Smithers brace makes Philosophy’s point

PFFC 2 Grafton 2

Stefan, 24 September 2000


After two narrow defeats in pre-season friendlies, a rejuvenated PF went one better and started its championship campaign with a draw; although, having had the better chances and having wasted a penalty, we could have and maybe should have won the game.

The first 30 minutes saw our best passing game so far. Our defence, organised by Adam and Paul, was untroubled, Geoff and Tom kept their wingers in check and started coming forward.

Owen and Jez anchored the midfield, Raj ran tirelessly, Keir created overlaps on the left and Chris and Stefan worried Grafton’s defence several times.

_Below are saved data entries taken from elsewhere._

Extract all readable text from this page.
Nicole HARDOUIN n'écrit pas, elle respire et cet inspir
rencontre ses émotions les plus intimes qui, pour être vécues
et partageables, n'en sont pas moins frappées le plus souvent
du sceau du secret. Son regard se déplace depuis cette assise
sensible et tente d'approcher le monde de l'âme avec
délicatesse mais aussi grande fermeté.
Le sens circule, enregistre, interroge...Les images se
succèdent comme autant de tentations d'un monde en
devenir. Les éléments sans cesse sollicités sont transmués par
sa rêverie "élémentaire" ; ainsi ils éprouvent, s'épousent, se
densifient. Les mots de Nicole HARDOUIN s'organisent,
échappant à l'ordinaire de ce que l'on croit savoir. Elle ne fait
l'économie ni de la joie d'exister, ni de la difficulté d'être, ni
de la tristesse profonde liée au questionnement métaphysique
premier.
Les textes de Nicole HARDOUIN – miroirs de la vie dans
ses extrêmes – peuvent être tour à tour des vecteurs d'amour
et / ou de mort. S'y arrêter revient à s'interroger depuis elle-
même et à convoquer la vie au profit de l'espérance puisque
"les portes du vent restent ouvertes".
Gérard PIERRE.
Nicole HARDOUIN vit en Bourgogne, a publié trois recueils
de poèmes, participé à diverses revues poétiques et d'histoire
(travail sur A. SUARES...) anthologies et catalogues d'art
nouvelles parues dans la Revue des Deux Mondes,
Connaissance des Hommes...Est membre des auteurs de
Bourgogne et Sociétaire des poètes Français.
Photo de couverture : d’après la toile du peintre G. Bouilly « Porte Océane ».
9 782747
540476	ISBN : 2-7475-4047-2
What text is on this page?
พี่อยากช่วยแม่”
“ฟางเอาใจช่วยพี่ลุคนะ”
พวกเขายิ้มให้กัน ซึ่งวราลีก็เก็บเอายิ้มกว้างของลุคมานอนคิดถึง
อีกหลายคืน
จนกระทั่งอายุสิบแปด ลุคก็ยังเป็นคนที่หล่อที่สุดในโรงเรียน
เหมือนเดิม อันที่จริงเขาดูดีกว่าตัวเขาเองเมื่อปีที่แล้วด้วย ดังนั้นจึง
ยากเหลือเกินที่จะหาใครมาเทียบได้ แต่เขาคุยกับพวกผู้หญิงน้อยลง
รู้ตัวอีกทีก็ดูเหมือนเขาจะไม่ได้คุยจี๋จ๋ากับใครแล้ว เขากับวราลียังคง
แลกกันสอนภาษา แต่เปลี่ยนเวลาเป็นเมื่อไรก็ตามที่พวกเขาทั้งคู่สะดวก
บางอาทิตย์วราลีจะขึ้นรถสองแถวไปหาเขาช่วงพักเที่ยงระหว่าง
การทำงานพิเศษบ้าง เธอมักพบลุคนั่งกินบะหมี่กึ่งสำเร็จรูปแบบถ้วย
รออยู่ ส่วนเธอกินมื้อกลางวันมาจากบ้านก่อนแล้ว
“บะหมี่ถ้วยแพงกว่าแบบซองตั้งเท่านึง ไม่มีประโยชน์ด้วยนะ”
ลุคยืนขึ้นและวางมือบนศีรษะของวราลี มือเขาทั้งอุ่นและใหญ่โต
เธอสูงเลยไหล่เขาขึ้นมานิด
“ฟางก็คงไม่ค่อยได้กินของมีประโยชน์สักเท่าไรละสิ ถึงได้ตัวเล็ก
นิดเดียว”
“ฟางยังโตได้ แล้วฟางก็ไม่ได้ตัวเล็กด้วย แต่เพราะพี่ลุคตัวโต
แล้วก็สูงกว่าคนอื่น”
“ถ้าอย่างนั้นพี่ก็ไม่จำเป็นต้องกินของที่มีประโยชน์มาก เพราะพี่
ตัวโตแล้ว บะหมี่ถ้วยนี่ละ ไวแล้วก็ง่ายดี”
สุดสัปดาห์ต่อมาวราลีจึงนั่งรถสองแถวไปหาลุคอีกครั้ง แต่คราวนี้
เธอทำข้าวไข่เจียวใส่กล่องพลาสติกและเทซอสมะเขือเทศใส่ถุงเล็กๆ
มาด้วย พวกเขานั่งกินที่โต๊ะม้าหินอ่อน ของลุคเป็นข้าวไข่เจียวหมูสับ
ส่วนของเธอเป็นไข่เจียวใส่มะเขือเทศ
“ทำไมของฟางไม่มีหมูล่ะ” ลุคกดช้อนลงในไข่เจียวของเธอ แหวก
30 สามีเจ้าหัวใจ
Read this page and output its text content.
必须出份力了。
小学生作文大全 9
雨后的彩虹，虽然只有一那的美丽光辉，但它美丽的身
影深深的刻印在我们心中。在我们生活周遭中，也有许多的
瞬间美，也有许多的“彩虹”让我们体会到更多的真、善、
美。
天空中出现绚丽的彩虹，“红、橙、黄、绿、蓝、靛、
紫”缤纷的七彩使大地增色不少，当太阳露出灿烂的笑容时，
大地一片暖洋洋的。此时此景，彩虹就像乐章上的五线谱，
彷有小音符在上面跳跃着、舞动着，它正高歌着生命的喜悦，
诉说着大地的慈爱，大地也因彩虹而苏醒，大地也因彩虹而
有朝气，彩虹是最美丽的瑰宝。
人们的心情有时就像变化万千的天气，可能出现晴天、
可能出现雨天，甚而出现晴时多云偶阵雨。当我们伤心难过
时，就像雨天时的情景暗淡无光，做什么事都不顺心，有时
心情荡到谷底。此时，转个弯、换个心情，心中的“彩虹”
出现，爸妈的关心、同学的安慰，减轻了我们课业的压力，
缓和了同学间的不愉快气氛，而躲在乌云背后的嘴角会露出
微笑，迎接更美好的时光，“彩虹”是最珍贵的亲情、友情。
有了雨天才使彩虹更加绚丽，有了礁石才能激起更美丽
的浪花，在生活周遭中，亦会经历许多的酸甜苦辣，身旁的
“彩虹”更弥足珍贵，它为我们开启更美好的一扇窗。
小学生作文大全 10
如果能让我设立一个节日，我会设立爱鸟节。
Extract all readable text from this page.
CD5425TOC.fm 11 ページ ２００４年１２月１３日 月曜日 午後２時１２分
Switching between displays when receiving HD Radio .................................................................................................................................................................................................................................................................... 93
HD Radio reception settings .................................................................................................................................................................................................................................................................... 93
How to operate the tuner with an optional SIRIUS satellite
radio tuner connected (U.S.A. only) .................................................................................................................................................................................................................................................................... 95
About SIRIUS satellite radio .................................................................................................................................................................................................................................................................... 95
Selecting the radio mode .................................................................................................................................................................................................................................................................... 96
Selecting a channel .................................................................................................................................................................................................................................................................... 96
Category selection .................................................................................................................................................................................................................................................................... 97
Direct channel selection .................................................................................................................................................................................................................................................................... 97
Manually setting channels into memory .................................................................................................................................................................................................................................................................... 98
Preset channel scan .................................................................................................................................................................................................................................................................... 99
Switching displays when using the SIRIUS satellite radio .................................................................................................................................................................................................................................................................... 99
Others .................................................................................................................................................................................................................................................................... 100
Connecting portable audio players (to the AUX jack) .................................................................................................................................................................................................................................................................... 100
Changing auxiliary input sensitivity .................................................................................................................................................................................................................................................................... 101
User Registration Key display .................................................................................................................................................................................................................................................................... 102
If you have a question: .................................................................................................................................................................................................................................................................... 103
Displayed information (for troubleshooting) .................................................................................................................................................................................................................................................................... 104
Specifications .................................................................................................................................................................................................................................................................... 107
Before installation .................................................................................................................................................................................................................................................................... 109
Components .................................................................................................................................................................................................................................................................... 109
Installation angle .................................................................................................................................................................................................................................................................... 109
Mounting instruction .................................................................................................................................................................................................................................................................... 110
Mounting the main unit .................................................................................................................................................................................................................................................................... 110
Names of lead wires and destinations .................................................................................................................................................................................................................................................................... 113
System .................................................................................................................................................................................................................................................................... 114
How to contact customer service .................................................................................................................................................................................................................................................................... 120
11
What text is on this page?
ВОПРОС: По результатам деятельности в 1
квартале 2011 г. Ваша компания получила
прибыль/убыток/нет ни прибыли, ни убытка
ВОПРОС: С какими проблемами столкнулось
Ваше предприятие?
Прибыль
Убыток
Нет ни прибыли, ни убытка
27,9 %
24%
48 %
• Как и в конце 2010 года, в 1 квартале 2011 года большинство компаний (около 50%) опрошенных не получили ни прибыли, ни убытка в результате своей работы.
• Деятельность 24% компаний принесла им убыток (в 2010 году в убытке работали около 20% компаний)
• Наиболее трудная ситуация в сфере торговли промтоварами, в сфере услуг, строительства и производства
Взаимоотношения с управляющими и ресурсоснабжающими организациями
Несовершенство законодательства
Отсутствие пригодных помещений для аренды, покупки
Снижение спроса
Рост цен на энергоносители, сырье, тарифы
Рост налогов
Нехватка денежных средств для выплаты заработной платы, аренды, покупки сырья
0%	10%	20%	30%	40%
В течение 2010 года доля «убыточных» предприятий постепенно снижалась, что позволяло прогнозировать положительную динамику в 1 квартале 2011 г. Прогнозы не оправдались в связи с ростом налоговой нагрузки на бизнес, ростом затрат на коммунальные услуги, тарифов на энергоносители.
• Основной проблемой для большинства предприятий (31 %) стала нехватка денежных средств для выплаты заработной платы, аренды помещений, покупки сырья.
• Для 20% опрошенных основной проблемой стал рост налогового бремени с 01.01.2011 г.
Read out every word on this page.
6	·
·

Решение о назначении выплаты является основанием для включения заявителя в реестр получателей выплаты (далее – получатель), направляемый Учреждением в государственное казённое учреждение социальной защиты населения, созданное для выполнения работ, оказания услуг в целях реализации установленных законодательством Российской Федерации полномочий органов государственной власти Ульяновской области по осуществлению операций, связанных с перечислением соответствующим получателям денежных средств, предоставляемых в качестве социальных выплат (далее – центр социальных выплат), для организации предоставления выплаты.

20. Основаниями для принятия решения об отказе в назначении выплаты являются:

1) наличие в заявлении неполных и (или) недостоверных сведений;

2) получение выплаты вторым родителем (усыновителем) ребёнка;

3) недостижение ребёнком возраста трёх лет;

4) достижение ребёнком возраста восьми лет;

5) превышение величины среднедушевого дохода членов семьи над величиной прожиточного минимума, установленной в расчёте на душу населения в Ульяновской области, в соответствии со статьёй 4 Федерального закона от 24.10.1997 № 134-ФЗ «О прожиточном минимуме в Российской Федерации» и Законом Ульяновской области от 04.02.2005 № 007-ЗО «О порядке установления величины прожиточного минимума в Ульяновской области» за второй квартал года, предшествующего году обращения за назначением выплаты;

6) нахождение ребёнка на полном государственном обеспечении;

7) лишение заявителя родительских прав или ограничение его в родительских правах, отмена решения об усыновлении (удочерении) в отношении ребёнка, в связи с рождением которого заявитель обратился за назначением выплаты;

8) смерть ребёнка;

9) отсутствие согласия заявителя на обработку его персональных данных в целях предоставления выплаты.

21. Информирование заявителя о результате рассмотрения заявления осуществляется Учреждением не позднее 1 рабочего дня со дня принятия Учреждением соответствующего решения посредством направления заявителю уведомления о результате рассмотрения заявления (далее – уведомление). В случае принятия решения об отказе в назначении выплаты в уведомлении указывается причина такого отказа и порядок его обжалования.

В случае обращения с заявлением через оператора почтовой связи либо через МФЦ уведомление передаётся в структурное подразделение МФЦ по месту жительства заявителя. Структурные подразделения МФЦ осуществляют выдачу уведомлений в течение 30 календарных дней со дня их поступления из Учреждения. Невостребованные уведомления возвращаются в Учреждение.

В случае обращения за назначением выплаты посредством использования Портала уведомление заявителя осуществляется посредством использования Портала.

After 20 minutes, Stefan broke on the right and his cross was met by a firm header from Chris to give us a deserved lead.

We squandered some further chances; under pressure, Grafton’s goalkeeper hammered a clearance against Stefan’s chest, only for the ball to bounce agonisingly past the goal.

But after 30 minutes, out of the blue, Grafton equalised. A silky run led to a shot from just inside the box which went beyond Rob’s dive and low into the left corner of the goal.

Although the Reds lost a bit of shape we knew at half time that the game was there for the taking.

Substitutes Ian, Nick and Tony fitted well into the team and we were still fairly dominant. But after 60 minutes, the defence, for once, didn’t clear the ball and Grafton’s ace striker scored another goal with a well-placed shot.

The Thinkers rallied again, winning some corners. The pressure told when Stefan was bundled over in the box (or did his best to get bundled over). Penalty duly awarded, Tony grabbed the ball and hammered it against the bar.

Nevertheless, we didn’t lose heart and soon afterwards, a stinging shot from Nick was spilt by Grafton’s keeper. Chris was on hand to equalise from short range.

Rob had to clear a swift counter-attack and at the other end Chris was denied his hat-trick by a goal-line clearance.

One of London’s near-hailstorms added some weight to our new t-shirts and the game became frenetic, the action passing from one goalmouth to the other.

The final whistle secured a point which was felt to be slightly disappointing. The word from the dug-out was well-deserved praise with some reservations.

Al Tepper gave another immaculate impersonation of a referee.